En dix ans de carrière Orelsan s'est illustré non seulement par son rap inimitable mais aussi par son style vidéo hyper léché et travaillé.
Discipline, le dernier clip d'Orelsan est un des plus aboutis de l'artiste et remet en cause tous les codes de la vidéo musicale. Sorti le 4 février, au format vertical comme dans le déjà remarqué Défaite de famille, il s'habille en story instagram, fil twitter et autres références aux smartphones. Et toujours les effets spéciaux volontairement cheap, les références à ses potes et l'autodérision foutraque caractéristique de l'artiste. Tout ce qui a toujours constitué le «style Orelsan» y est réuni pour marquer durablement la carrière de l'artiste, comme le rap français et le monde du clip.
La vidéo au cœur de l'ADN
Son tout premier titre sorti en 2006, Ramen, est indissociable du clip qui l'accompagne et qui pose les bases de ce qui deviendra plus tard son identité visuelle. Rien d'étonnant pour cet artiste protéiforme : la vidéo est déjà présente au cœur de son ADN. Celui qui s'appelle encore sobrement Orel y joue avec les codes du manga et entremêle les vidéos de skate récupérées sur le net et les passages où il rappe déguisé dans un esprit déconne qu'on lui connaît bien. Les bases sont posées.
Perdu d'avance, son premier album studio, signe en 2009 le lancement de la carrière du caennais. Mais au-delà de la simple production musicale, on sent poindre chez Orelsan une volonté de prendre le monde du clip à contre-courant. C'est une époque où, à part dans les réalisations audacieuses de quelques précurseurs comme Kourtrajmé, les artistes de la scène rap se contentent d'interpréter leur chanson face caméra. Le monde du hiphop peine à se renouveler et sombre dans des productions stéréotypées, voire caricaturales, entre figurantes légèrement vêtues et bling bling excessif.
C'est en 2011 avec l'album Le chant des sirènes qu'Orelsan prend un réel virage et se place en précurseur d'un genre de clip nouveau, plus technique, plus esthétique. Il s'associe au réalisateur David Tomaszewski dans de nouvelles productions qui se regardent comme des court-métrages. À la rigueur, on pourrait même, mais ce serait dommage, couper le son.
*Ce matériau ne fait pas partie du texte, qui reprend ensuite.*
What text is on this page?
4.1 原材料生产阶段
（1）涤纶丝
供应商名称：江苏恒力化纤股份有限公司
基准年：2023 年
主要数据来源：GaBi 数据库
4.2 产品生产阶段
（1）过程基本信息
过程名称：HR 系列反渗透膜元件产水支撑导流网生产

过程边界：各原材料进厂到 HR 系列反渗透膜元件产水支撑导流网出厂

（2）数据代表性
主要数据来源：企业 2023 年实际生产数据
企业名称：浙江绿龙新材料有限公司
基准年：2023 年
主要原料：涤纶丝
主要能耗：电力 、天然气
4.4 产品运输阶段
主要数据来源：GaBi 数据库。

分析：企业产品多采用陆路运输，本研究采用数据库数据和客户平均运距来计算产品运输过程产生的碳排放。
Il conforte dans Plus rien ne m'étonne son identité hybride et son esthétique personnelle toujours teinté d'humour. Le style visuel de l'artiste s'étoffe mais les bases sont toujours là : le manga, les jeux vidéos, internet et les réseaux sociaux. Souvent, on se demande qui du clip ou de la musique sert l'autre, tant la vidéo n'est plus juste un prétexte pour illustrer la chanson.
Une pause cinéma, et ça repart
Alors quoi de plus naturel pour cet esthète de l'image que de prendre une petite pause, de six ans tout de même, pour se tourner vers la télévision et le cinéma ? D'abord avec Gringe, son pote de toujours. Ensemble, ils créent Bloqués, une série humoristique diffusée sur Canal + entre 2015 et 2016. En parallèle il apparaît dans plusieurs films et réalise en 2015 Comment c'est loin, son premier long-métrage avant d'apparaître dans Au poste !, la dernière pépite du réalisateur décalé Quentin Dupieux, a.k.a Mr Oizo.
En septembre 2017, il annonce enfin la sortie d'un nouvel album, La fête est finie. Anticonformiste de nature, Orelsan le fait dans le clip très remarqué de «Basique», tourné en plan séquence, qui remportera une victoire de la musique en 2018, précisément pour sa réalisation signée par les strasbourgeois Greg et Lio.
Rêves bizarres, son dernier clip en date avant l'ovni Discipline est sorti en novembre 2018. Assis dans un bus tout droit sorti des années 1970 duquel il observe par la vitre les météorites qui défilent dans l'espace, puis catapulté au milieu d'une soirée, avant de rapper entouré d'enfants, bonnets vissés sur la tête et furets tenus en laisse, Orelsan signe une vidéo comme il sait les faire, savant mélange d'inspirations diverses, parfois incompréhensibles, souvent drôles, toujours efficaces.